Le fameux désert d'Io Capitano
© Paradiso Films

S : En 2022, vous obtenez un César pour Annette, le premier décerné pour les meilleurs effets visuels. 


V. Dessard : Pour ce projet, le défi était la multiplicité des effets et leur diversité. Il y avait des scènes de foule, des effets d’intégration d’environnement, des séquences à créer entièrement comme celle du stade, et bien d’autres effets à prendre en compte. Guillaume [Pondard, superviseur VFX sur Annette et lauréat du César, NDLR] a passé beaucoup de temps en amont à détailler ce projet avec les équipes de production et le réalisateur.


Guillaume Pondard : À la lecture du scénario, il n’est pas forcément évident de savoir dans quel univers on se trouve, vu les multiples connivences entre les genres convoqués par Leos Carax. On a du théâtre, du musical, de l’opéra, du cinéma. La séquence du bateau s’inspire du cinéma des années soixante et de ses effets, sans en cacher la nature, voire en en jouant. C’est cela qui nous a plu dans ce projet, et qui a plu au public selon moi. Annette mélange brillamment les outils d’hier avec ceux d’aujourd’hui.



S : Justement, comment les cinéastes appréhendent-ils les effets visuels aujourd’hui? 

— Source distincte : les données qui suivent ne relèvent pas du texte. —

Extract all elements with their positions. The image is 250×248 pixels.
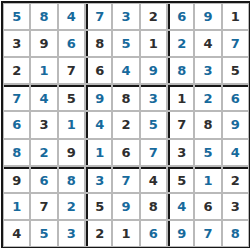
cell-r1c7[interactable]: 6 — [168, 4, 193, 29]
cell-r4c3[interactable]: 5 — [59, 85, 84, 110]
cell-r9c7[interactable]: 9 — [168, 221, 193, 246]
cell-r4c9[interactable]: 6 — [223, 85, 248, 110]
cell-r9c5[interactable]: 1 — [113, 221, 138, 246]
cell-r3c7[interactable]: 8 — [168, 58, 193, 83]
cell-r5c6[interactable]: 5 — [141, 112, 166, 137]
cell-r6c1[interactable]: 8 — [4, 140, 29, 165]
cell-r2c1[interactable]: 3 — [4, 31, 29, 56]
cell-r5c2[interactable]: 3 — [31, 112, 56, 137]
cell-r7c2[interactable]: 6 — [31, 167, 56, 192]
cell-r9c1[interactable]: 4 — [4, 221, 29, 246]
cell-r4c1[interactable]: 7 — [4, 85, 29, 110]
cell-r2c9[interactable]: 7 — [223, 31, 248, 56]
cell-r7c1[interactable]: 9 — [4, 167, 29, 192]
cell-r3c6[interactable]: 9 — [141, 58, 166, 83]
cell-r5c7[interactable]: 7 — [168, 112, 193, 137]
cell-r6c4[interactable]: 1 — [86, 140, 111, 165]
cell-r9c6[interactable]: 6 — [141, 221, 166, 246]
cell-r8c8[interactable]: 6 — [195, 194, 220, 219]
cell-r5c3[interactable]: 1 — [59, 112, 84, 137]
cell-r6c3[interactable]: 9 — [59, 140, 84, 165]
cell-r7c9[interactable]: 2 — [223, 167, 248, 192]
cell-r1c6[interactable]: 2 — [141, 4, 166, 29]
cell-r5c1[interactable]: 6 — [4, 112, 29, 137]
cell-r4c5[interactable]: 8 — [113, 85, 138, 110]
cell-r2c2[interactable]: 9 — [31, 31, 56, 56]
cell-r1c4[interactable]: 7 — [86, 4, 111, 29]
cell-r2c3[interactable]: 6 — [59, 31, 84, 56]
cell-r3c5[interactable]: 4 — [113, 58, 138, 83]
cell-r1c1[interactable]: 5 — [4, 4, 29, 29]
sudoku-board: 5847326913968512472176498357459831266314… — [1, 1, 250, 248]
cell-r9c9[interactable]: 8 — [223, 221, 248, 246]
cell-r9c4[interactable]: 2 — [86, 221, 111, 246]
cell-r8c9[interactable]: 3 — [223, 194, 248, 219]
cell-r9c2[interactable]: 5 — [31, 221, 56, 246]
cell-r6c8[interactable]: 5 — [195, 140, 220, 165]
cell-r7c3[interactable]: 8 — [59, 167, 84, 192]
cell-r1c9[interactable]: 1 — [223, 4, 248, 29]
cell-r7c7[interactable]: 5 — [168, 167, 193, 192]
cell-r8c6[interactable]: 8 — [141, 194, 166, 219]
cell-r4c7[interactable]: 1 — [168, 85, 193, 110]
cell-r8c1[interactable]: 1 — [4, 194, 29, 219]
cell-r8c4[interactable]: 5 — [86, 194, 111, 219]
cell-r8c2[interactable]: 7 — [31, 194, 56, 219]
cell-r8c7[interactable]: 4 — [168, 194, 193, 219]
cell-r2c5[interactable]: 5 — [113, 31, 138, 56]
cell-r1c8[interactable]: 9 — [195, 4, 220, 29]
cell-r8c5[interactable]: 9 — [113, 194, 138, 219]
cell-r5c5[interactable]: 2 — [113, 112, 138, 137]
cell-r4c6[interactable]: 3 — [141, 85, 166, 110]
cell-r3c1[interactable]: 2 — [4, 58, 29, 83]
cell-r3c3[interactable]: 7 — [59, 58, 84, 83]
cell-r6c2[interactable]: 2 — [31, 140, 56, 165]
cell-r6c5[interactable]: 6 — [113, 140, 138, 165]
cell-r5c4[interactable]: 4 — [86, 112, 111, 137]
cell-r9c8[interactable]: 7 — [195, 221, 220, 246]
cell-r6c7[interactable]: 3 — [168, 140, 193, 165]
cell-r2c6[interactable]: 1 — [141, 31, 166, 56]
cell-r4c2[interactable]: 4 — [31, 85, 56, 110]
cell-r6c9[interactable]: 4 — [223, 140, 248, 165]
cell-r3c2[interactable]: 1 — [31, 58, 56, 83]
cell-r2c8[interactable]: 4 — [195, 31, 220, 56]
cell-r1c2[interactable]: 8 — [31, 4, 56, 29]
cell-r3c4[interactable]: 6 — [86, 58, 111, 83]
cell-r7c5[interactable]: 7 — [113, 167, 138, 192]
cell-r8c3[interactable]: 2 — [59, 194, 84, 219]
cell-r4c8[interactable]: 2 — [195, 85, 220, 110]
cell-r2c7[interactable]: 2 — [168, 31, 193, 56]
cell-r6c6[interactable]: 7 — [141, 140, 166, 165]
cell-r9c3[interactable]: 3 — [59, 221, 84, 246]
cell-r5c8[interactable]: 8 — [195, 112, 220, 137]
cell-r7c8[interactable]: 1 — [195, 167, 220, 192]
cell-r7c4[interactable]: 3 — [86, 167, 111, 192]
cell-r4c4[interactable]: 9 — [86, 85, 111, 110]
cell-r1c5[interactable]: 3 — [113, 4, 138, 29]
cell-r3c9[interactable]: 5 — [223, 58, 248, 83]
cell-r2c4[interactable]: 8 — [86, 31, 111, 56]
cell-r3c8[interactable]: 3 — [195, 58, 220, 83]
cell-r5c9[interactable]: 9 — [223, 112, 248, 137]
cell-r7c6[interactable]: 4 — [141, 167, 166, 192]
cell-r1c3[interactable]: 4 — [59, 4, 84, 29]
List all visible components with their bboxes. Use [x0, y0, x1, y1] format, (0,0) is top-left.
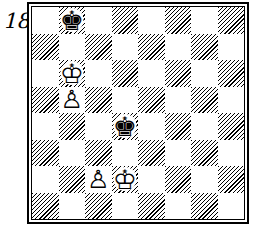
square-a4 [32, 113, 59, 140]
square-c6 [85, 60, 112, 87]
square-b7 [59, 34, 86, 61]
square-f3 [165, 140, 192, 167]
square-f7 [165, 34, 192, 61]
square-g6 [191, 60, 218, 87]
square-a1 [32, 193, 59, 220]
square-e1 [138, 193, 165, 220]
square-h6 [218, 60, 245, 87]
white-pawn-b5: ♙ [59, 87, 86, 114]
square-e2 [138, 166, 165, 193]
square-c4 [85, 113, 112, 140]
square-f1 [165, 193, 192, 220]
square-b5: ♙ [59, 87, 86, 114]
square-a7 [32, 34, 59, 61]
square-d5 [112, 87, 139, 114]
square-h7 [218, 34, 245, 61]
white-pawn-c2: ♙ [85, 166, 112, 193]
chess-board-frame: ♚♔♙♚♙♔ [27, 2, 249, 224]
square-c3 [85, 140, 112, 167]
square-d3 [112, 140, 139, 167]
square-g7 [191, 34, 218, 61]
square-d4: ♚ [112, 113, 139, 140]
square-a5 [32, 87, 59, 114]
square-h2 [218, 166, 245, 193]
square-f4 [165, 113, 192, 140]
square-b2 [59, 166, 86, 193]
square-b6: ♔ [59, 60, 86, 87]
square-c7 [85, 34, 112, 61]
square-b1 [59, 193, 86, 220]
square-d2: ♔ [112, 166, 139, 193]
square-d7 [112, 34, 139, 61]
black-king-d4: ♚ [112, 113, 139, 140]
square-c5 [85, 87, 112, 114]
square-b3 [59, 140, 86, 167]
square-d1 [112, 193, 139, 220]
chess-board: ♚♔♙♚♙♔ [31, 6, 245, 220]
white-king-d2: ♔ [112, 166, 139, 193]
square-c8 [85, 7, 112, 34]
square-g8 [191, 7, 218, 34]
square-h3 [218, 140, 245, 167]
square-e7 [138, 34, 165, 61]
square-b4 [59, 113, 86, 140]
square-e4 [138, 113, 165, 140]
square-a3 [32, 140, 59, 167]
square-h8 [218, 7, 245, 34]
square-f8 [165, 7, 192, 34]
square-a6 [32, 60, 59, 87]
square-f5 [165, 87, 192, 114]
square-a2 [32, 166, 59, 193]
square-h4 [218, 113, 245, 140]
square-g1 [191, 193, 218, 220]
square-e8 [138, 7, 165, 34]
square-e5 [138, 87, 165, 114]
square-g4 [191, 113, 218, 140]
chess-diagram-page: 18 ♚♔♙♚♙♔ [0, 0, 253, 225]
square-g3 [191, 140, 218, 167]
square-g5 [191, 87, 218, 114]
square-c1 [85, 193, 112, 220]
white-king-b6: ♔ [59, 60, 86, 87]
diagram-number-label: 18 [3, 9, 25, 33]
square-g2 [191, 166, 218, 193]
square-c2: ♙ [85, 166, 112, 193]
square-f2 [165, 166, 192, 193]
square-d6 [112, 60, 139, 87]
black-king-b8: ♚ [59, 7, 86, 34]
square-h5 [218, 87, 245, 114]
square-f6 [165, 60, 192, 87]
square-a8 [32, 7, 59, 34]
square-e3 [138, 140, 165, 167]
square-d8 [112, 7, 139, 34]
square-b8: ♚ [59, 7, 86, 34]
square-h1 [218, 193, 245, 220]
square-e6 [138, 60, 165, 87]
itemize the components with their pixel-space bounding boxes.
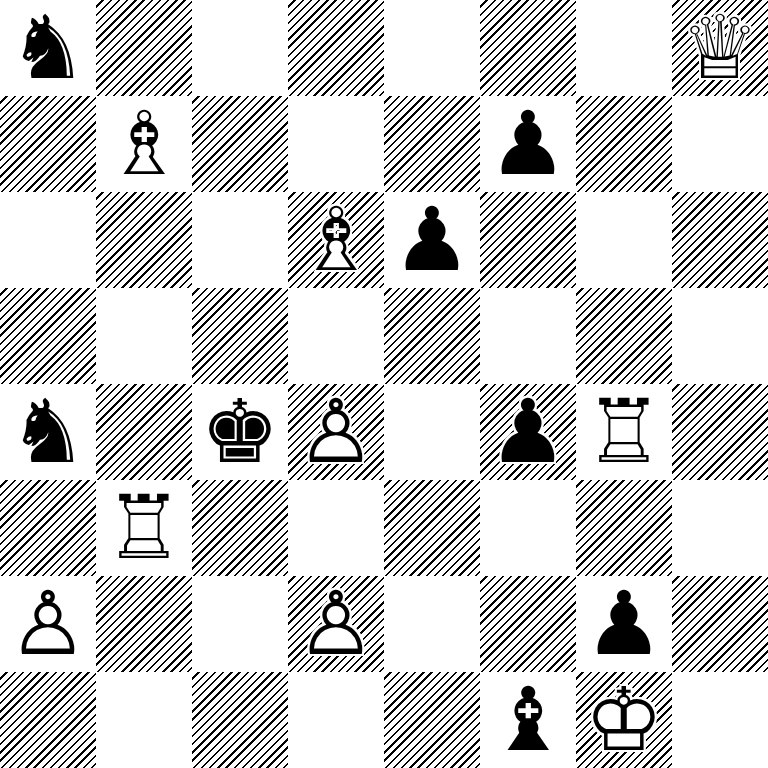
square-d1[interactable] (288, 672, 384, 768)
piece-black-pawn: ♟ (480, 96, 576, 192)
piece-black-knight: ♞ (0, 384, 96, 480)
square-e3[interactable] (384, 480, 480, 576)
square-f5[interactable] (480, 288, 576, 384)
square-h4[interactable] (672, 384, 768, 480)
square-b2[interactable] (96, 576, 192, 672)
square-e5[interactable] (384, 288, 480, 384)
square-e4[interactable] (384, 384, 480, 480)
piece-white-rook: ♖ (576, 384, 672, 480)
square-a8[interactable]: ♞♞ (0, 0, 96, 96)
square-g5[interactable] (576, 288, 672, 384)
square-g7[interactable] (576, 96, 672, 192)
square-b4[interactable] (96, 384, 192, 480)
square-f7[interactable]: ♟♟ (480, 96, 576, 192)
square-h2[interactable] (672, 576, 768, 672)
square-d2[interactable]: ♟♙ (288, 576, 384, 672)
piece-black-pawn: ♟ (480, 384, 576, 480)
piece-white-pawn: ♙ (0, 576, 96, 672)
square-c1[interactable] (192, 672, 288, 768)
square-h6[interactable] (672, 192, 768, 288)
square-c2[interactable] (192, 576, 288, 672)
square-h3[interactable] (672, 480, 768, 576)
square-b3[interactable]: ♜♖ (96, 480, 192, 576)
piece-black-bishop: ♝ (480, 672, 576, 768)
square-h7[interactable] (672, 96, 768, 192)
square-e7[interactable] (384, 96, 480, 192)
piece-black-pawn: ♟ (576, 576, 672, 672)
square-a3[interactable] (0, 480, 96, 576)
piece-black-pawn: ♟ (384, 192, 480, 288)
piece-white-pawn: ♙ (288, 576, 384, 672)
piece-white-pawn: ♙ (288, 384, 384, 480)
square-g2[interactable]: ♟♟ (576, 576, 672, 672)
piece-white-bishop: ♗ (96, 96, 192, 192)
square-f8[interactable] (480, 0, 576, 96)
square-b7[interactable]: ♝♗ (96, 96, 192, 192)
square-f4[interactable]: ♟♟ (480, 384, 576, 480)
square-b5[interactable] (96, 288, 192, 384)
square-c5[interactable] (192, 288, 288, 384)
square-a4[interactable]: ♞♞ (0, 384, 96, 480)
square-e8[interactable] (384, 0, 480, 96)
square-f1[interactable]: ♝♝ (480, 672, 576, 768)
square-d3[interactable] (288, 480, 384, 576)
square-c4[interactable]: ♚♚ (192, 384, 288, 480)
square-g3[interactable] (576, 480, 672, 576)
piece-white-rook: ♖ (96, 480, 192, 576)
square-c6[interactable] (192, 192, 288, 288)
square-f3[interactable] (480, 480, 576, 576)
square-a1[interactable] (0, 672, 96, 768)
square-e6[interactable]: ♟♟ (384, 192, 480, 288)
square-h1[interactable] (672, 672, 768, 768)
square-h5[interactable] (672, 288, 768, 384)
square-c7[interactable] (192, 96, 288, 192)
square-c8[interactable] (192, 0, 288, 96)
square-b1[interactable] (96, 672, 192, 768)
square-a5[interactable] (0, 288, 96, 384)
piece-white-king: ♔ (576, 672, 672, 768)
piece-white-bishop: ♗ (288, 192, 384, 288)
square-e1[interactable] (384, 672, 480, 768)
square-d4[interactable]: ♟♙ (288, 384, 384, 480)
square-a6[interactable] (0, 192, 96, 288)
square-d7[interactable] (288, 96, 384, 192)
square-d6[interactable]: ♝♗ (288, 192, 384, 288)
piece-white-queen: ♕ (672, 0, 768, 96)
square-g1[interactable]: ♚♔ (576, 672, 672, 768)
square-g4[interactable]: ♜♖ (576, 384, 672, 480)
square-b6[interactable] (96, 192, 192, 288)
square-d8[interactable] (288, 0, 384, 96)
square-f6[interactable] (480, 192, 576, 288)
piece-black-king: ♚ (192, 384, 288, 480)
square-a7[interactable] (0, 96, 96, 192)
chess-board: ♞♞♛♕♝♗♟♟♝♗♟♟♞♞♚♚♟♙♟♟♜♖♜♖♟♙♟♙♟♟♝♝♚♔ (0, 0, 768, 768)
square-d5[interactable] (288, 288, 384, 384)
square-g6[interactable] (576, 192, 672, 288)
square-e2[interactable] (384, 576, 480, 672)
square-f2[interactable] (480, 576, 576, 672)
square-a2[interactable]: ♟♙ (0, 576, 96, 672)
piece-black-knight: ♞ (0, 0, 96, 96)
square-h8[interactable]: ♛♕ (672, 0, 768, 96)
square-g8[interactable] (576, 0, 672, 96)
square-c3[interactable] (192, 480, 288, 576)
square-b8[interactable] (96, 0, 192, 96)
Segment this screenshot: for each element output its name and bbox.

Guillaume Pondard : Sur Annette, cela était d’emblée compris par le réalisateur. Même si celui-ci n’était pas forcément conscient de tous les aspects du film sur lesquels nous allions devoir intervenir. De manière générale, les cinéastes nous font de plus en plus confiance, nous nous inscrivons aujourd’hui dans les équipes au même titre que les MFX et SFX [effets de maquillage et effets spéciaux, NDLR]. Les effets visuels dans le cinéma d’auteur sont aujourd’hui acceptés, et non plus ressentis comme un défaut de mise en scène. Et dans ce cadre, Audiard - notamment avec De rouille et d’os où il fait disparaître les jambes de Marion Cotillard - a grandement contribué à cette acceptation.